BMW-Fans sollten sich das Kürzel F40 merken: Unter dieser internen Bezeichnung kommt 2019 die neue 1er-Reihe auf den Markt. Der Kompaktwagen wird radikal umgekrempelt. Wichtigste Änderung ist der Umstieg von Hinterrad- auf Frontantrieb. Doch auch innen tut sich einiges: Ein ganz frischer Erlkönig zeigt das Cockpit des neuen 1er.

Sehen wir uns den 1er-Prototyp zunächst einmal von außen an. Die mächtigen Schürzen verraten, dass es sich hier offenbar um das Topmodell handelt. Wie beim BMW X2 M35i dürfte auch in dessen 1er-Pendant der Turbo-Vierzylinder mit 306 PS Leistung zum Einsatz kommen. Das erscheint nur logisch, schließlich teilen sich beide Modelle die Frontantriebs-Plattform. Hinten ähnelt der neue 1er ein wenig dem X2, vorne fällt die hoch angesetzte Motorhaube auf. Aller Wahrscheinlichkeit nach wird es den F40 nur noch als Fünftürer geben, durch den Antriebswechsel wächst das Platzangebot deutlich.

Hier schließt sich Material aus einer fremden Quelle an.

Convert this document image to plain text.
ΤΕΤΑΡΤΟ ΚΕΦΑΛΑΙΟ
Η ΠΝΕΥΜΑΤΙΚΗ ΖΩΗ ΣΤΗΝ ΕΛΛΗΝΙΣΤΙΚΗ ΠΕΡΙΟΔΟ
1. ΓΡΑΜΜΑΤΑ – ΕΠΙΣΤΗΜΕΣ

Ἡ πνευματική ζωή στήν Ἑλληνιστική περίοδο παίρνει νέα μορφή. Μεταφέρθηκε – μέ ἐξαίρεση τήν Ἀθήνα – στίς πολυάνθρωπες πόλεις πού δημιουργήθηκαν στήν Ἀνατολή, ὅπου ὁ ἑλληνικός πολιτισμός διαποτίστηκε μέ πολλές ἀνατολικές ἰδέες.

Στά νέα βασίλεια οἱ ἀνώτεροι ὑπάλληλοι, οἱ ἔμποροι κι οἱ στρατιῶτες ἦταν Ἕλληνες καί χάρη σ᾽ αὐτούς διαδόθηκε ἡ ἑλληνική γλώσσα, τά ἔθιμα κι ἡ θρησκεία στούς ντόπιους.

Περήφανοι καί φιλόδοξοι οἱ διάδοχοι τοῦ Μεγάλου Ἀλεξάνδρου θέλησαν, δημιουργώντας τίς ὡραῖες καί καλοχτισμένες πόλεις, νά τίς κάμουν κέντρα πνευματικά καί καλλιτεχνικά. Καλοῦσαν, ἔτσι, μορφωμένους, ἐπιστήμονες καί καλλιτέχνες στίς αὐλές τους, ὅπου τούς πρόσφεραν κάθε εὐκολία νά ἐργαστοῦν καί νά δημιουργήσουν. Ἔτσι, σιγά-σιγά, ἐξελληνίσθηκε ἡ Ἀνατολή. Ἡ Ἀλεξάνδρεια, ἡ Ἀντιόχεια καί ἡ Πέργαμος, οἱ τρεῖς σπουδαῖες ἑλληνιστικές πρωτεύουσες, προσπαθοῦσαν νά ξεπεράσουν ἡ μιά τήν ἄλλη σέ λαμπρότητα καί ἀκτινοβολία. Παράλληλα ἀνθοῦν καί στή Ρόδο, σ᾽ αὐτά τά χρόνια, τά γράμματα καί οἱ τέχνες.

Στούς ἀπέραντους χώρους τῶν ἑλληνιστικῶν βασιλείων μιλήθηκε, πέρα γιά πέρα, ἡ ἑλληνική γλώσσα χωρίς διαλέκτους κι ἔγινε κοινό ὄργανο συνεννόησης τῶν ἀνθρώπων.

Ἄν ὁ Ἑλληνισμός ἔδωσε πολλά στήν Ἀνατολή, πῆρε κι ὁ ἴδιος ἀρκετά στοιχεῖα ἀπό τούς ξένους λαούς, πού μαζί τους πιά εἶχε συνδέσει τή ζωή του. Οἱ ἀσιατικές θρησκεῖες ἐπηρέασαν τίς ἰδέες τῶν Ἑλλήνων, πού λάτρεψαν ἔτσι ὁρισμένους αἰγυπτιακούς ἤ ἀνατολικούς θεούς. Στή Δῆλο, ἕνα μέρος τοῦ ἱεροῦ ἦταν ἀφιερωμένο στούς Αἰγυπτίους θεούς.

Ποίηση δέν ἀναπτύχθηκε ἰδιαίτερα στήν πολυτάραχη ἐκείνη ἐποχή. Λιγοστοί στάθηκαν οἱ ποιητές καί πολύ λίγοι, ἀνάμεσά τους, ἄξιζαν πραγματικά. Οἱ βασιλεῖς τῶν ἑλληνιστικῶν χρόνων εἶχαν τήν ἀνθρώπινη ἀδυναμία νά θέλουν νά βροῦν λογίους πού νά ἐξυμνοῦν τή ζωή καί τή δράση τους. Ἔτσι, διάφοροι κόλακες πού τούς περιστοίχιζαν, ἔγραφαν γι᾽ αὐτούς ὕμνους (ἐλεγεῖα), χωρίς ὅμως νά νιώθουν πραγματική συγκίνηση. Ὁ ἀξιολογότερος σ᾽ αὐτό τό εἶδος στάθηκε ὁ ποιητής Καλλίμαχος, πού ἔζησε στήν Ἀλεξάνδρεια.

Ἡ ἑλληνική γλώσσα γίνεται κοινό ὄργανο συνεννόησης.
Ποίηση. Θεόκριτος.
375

Höchst interessant ist der Blick ins Cockpit: Auffällig strahlt blaues Ambientelicht entlang der Türverkleidungen, die Türöffner kennt man vom neuen 3er. Generell wird der künftige 1er-Arbeitsplatz stark vom 3er abgeleitet, wie ein direkter Vergleich zeigt.

2019 BMW 1er Spionagefoto
BMW 3er Limousine (2019) im Test

Die verwendeten Elemente sind sehr ähnlich, im neuen 1er ist aber alles etwas höher angesetzt als im 3er. Gleichzeitig ist der Bereich zwischen Automatikwählhebel und Lautstärkeregler nach unten abgesenkt. Unterschiede gibt es auch beim Lenkrad, gleich sind hingegen die Digitalinstrumente und der breite Infotainment-Monitor. Beide Displays messen jeweils 12,3 Zoll, dazu kommt wie im 3er eine intelligente Sprachsteuerung, die auf den Zuruf "Hey, BMW" aktiv wird.